I usually try to write a new post every morning, but today's got postponed because after I was more than halfway done with the post, for some reason it just disappeared. I don't know what I hit, but suddenly poof! It was gone, and I was ticked off, so I decided I'd come back to it later. Now it's later, and I will write.
This book that I'm reading, Choose Joy, asks a question: What are the ways you kill joy in yourself? My answer to that would be that my anxiety tends to kill the joy I have. Sometimes I think too much, and this book also goes on to point out that worrying is a form of rebellion against God, because we're not trusting Him to do what He says. We think that if we just worry enough, everything will turn out okay.
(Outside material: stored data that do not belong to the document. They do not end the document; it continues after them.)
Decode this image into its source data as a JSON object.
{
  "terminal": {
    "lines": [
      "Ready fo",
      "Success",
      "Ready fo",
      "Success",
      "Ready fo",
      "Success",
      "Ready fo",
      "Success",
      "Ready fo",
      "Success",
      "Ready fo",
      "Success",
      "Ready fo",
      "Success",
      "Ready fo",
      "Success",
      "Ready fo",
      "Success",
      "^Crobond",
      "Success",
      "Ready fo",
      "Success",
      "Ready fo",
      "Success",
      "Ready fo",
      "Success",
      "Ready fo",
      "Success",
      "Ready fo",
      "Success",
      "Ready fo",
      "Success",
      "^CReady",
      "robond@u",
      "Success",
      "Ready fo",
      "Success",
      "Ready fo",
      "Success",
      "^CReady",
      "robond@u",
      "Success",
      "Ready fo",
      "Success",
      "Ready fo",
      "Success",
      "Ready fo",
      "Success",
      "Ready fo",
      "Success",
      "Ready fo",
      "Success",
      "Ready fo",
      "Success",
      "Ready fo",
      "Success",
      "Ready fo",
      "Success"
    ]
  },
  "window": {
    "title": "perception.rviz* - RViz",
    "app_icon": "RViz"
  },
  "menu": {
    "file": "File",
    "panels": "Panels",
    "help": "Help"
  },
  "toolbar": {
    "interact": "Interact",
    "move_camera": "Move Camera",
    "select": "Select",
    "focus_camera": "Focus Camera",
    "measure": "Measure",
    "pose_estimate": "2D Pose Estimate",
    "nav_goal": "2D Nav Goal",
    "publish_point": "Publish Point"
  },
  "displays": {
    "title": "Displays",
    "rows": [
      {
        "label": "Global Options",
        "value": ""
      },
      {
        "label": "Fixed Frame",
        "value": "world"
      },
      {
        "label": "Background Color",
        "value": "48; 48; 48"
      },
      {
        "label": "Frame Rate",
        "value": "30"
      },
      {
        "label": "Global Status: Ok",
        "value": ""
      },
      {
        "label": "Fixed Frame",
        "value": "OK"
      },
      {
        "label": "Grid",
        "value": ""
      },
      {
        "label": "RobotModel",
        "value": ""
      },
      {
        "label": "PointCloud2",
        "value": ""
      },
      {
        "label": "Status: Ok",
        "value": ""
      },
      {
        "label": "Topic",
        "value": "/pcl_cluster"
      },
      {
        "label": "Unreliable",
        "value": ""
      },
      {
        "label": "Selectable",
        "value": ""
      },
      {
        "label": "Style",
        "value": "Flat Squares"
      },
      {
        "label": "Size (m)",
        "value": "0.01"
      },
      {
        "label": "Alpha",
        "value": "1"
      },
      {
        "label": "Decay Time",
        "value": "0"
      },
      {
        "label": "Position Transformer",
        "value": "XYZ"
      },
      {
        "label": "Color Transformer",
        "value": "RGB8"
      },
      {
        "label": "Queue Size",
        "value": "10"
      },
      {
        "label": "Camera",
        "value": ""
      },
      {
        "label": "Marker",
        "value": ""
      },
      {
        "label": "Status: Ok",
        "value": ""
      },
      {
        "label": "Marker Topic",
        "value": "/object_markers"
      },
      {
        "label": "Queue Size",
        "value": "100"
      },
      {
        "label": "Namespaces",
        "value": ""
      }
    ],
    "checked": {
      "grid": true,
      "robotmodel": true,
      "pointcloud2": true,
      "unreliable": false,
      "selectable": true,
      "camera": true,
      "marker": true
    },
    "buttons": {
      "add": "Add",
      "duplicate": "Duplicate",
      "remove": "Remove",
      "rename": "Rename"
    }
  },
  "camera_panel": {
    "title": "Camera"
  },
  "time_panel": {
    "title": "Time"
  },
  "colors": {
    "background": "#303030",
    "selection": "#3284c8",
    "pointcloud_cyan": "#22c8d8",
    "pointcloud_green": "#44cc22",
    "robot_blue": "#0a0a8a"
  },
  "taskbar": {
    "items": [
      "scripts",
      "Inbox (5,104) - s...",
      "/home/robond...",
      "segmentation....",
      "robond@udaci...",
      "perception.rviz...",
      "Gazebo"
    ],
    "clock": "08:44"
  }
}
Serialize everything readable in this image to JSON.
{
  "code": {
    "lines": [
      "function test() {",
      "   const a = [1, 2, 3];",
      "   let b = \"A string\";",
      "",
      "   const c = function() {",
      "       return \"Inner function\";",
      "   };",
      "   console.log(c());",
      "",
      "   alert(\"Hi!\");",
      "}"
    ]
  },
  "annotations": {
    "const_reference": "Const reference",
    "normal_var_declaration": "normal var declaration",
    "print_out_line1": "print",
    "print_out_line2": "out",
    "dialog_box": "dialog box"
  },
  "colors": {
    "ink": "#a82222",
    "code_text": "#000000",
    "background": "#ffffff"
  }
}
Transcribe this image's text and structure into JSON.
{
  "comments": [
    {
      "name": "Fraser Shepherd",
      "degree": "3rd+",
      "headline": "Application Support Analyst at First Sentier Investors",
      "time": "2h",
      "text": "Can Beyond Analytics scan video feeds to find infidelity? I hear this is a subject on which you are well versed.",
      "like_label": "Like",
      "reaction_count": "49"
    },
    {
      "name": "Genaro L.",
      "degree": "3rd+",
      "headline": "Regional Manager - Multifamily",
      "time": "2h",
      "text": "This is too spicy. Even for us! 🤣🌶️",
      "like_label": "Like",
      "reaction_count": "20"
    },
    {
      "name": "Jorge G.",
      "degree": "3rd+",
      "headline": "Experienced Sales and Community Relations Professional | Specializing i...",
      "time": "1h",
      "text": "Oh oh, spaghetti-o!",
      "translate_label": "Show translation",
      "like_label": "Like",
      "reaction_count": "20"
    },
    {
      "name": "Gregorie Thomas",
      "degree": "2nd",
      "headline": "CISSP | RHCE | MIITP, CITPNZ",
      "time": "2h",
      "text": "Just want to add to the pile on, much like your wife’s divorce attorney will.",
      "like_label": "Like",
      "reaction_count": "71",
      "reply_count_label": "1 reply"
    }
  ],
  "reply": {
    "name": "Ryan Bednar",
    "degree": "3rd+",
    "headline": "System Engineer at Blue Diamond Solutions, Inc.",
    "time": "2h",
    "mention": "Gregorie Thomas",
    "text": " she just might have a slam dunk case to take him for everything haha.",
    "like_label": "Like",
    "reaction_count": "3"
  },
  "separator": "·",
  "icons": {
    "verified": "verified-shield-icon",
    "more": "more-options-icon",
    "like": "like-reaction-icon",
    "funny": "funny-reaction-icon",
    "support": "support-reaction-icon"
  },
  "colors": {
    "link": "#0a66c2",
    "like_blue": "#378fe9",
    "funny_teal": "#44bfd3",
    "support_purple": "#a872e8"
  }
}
Kay Warren writes:"My peace was this:Even if it's not okay, I will be okay. (Note the italics here) I will be okay no matter what happens because God is with me and He will be enough. This is the quiet confidence I've been talking about--confidence that God will help you make it through." (p155-156) She doesn't mention any specific verse after the quote, but this is Biblical. In John 14:27 Jesus promised: "I am leaving you with a gift--peace of mind and heart. And the peace I give isn't like the peace the world gives. So don't be troubled or afraid." NLT) So this book that I've been reading has helped me see a little more clearly what Jesus was talking about: the peace He gives isn't dependent on the circumstances because He has us in His hand--He won't let go. The peace the world gives is dependent on circumstances, and is flimsy at best. How wonderful it is to know that Jesus has given us the peace that lasts forever--we just have to tap into it.
It's good that we have this joy. Right now I'm watching the new Red Sox third baseman commit an error and am ready to scream at them for trading Youkilis away. I don't care how good his offense is, I think they've downgraded defensively. Plus it felt like they traded my older brother to Chicago when they dealt Youkilis. That's how upset I was. However, my long term joy isn't affected! This too shall pass.